Elen Gwdman (fl. 1616) was a Welsh female poet and writer of the early 17th-century. Very little is known of her life, but it is thought she may have belonged to a sub-branch of the Woods family from the Tal-y-llyn area, in Anglesey. Gwdman is a rare example of a female poet of the early modern period.

==Work==

Only one of her poems survives, 'Cwynfan merch ifanc am ei chariad' ('A young girl's complaint about her sweetheart'), a tale of unrequited love in the Welsh language, but it is so finely crafted that it reveals that Gwdman was experienced in composing poetry.
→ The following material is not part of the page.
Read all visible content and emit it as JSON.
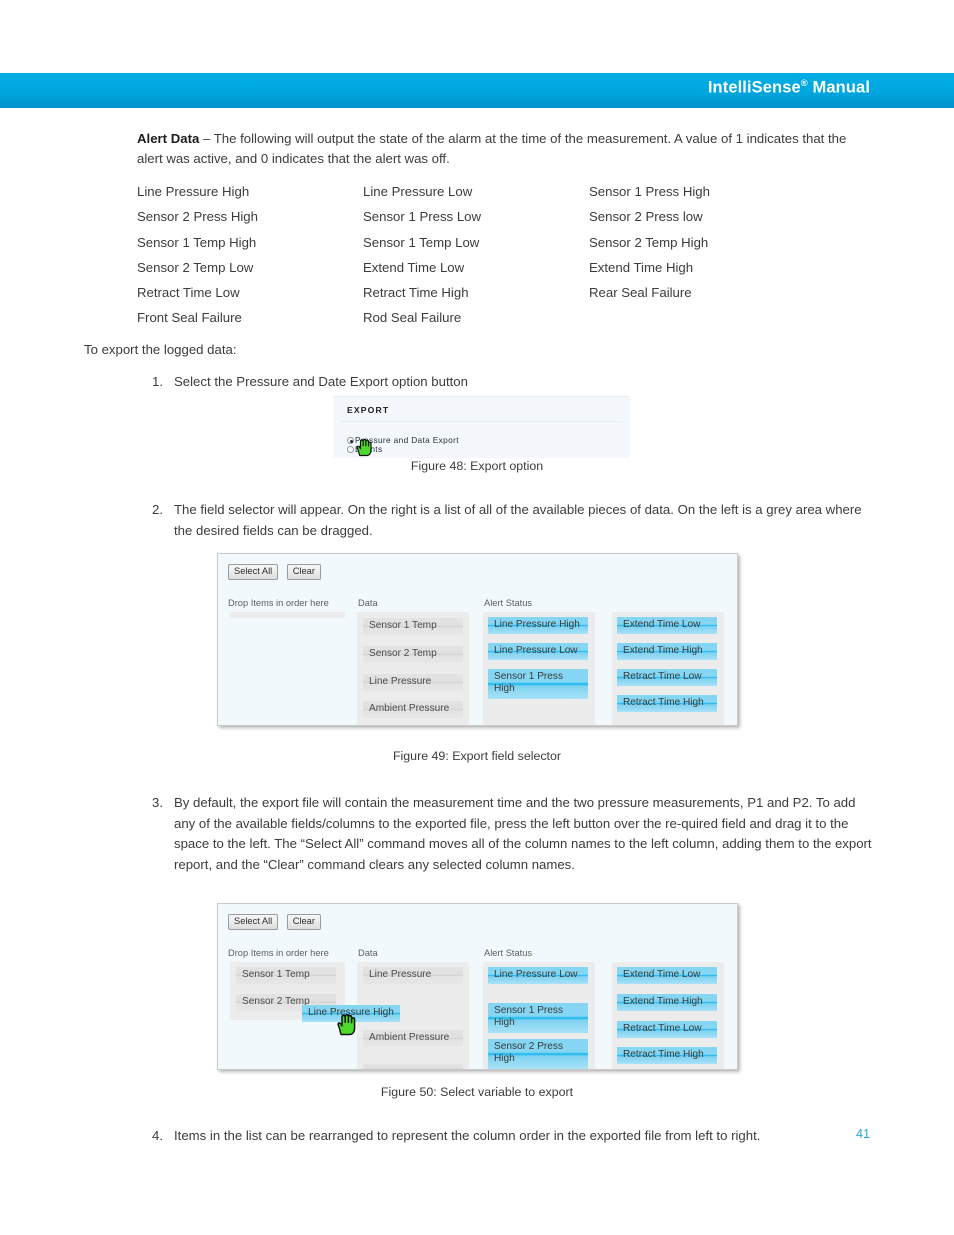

The subject of the poem is also very unusual, as it is a passionate love song (that can be sung to the tune 'Rogero') for a young man named Edward Wynn (d. c. 1637) of Bodewryd. From the poem he seems too noble for a girl of Gwdman's modest social status and her love affair is unsuccessful. She says that they talked often as he passed by, and that she thought he felt the same way for her as she did for him. She complains of her misfortune after the young man she loved had to marry another girl who was a more suitable partner. Gwdman vows that she will never love another and will travel to Rome to become a nun.

The poem was probably written in about 1616, in which year Edward Wynn of Bodewyrd married Margaret, the daughter of Edward Puleston of Llwyn-y-Cnotie, the parson of Llanynys. Edward Wynn was Sheriff of Anglesey in 1627–8, and again in 1634–5. In 1631 he paid the fine for not receiving a knight's order. He died on 9 January 1637/8, leaving two sons, John Wynn (1617–1670) and Edward Wynn (1644–1680).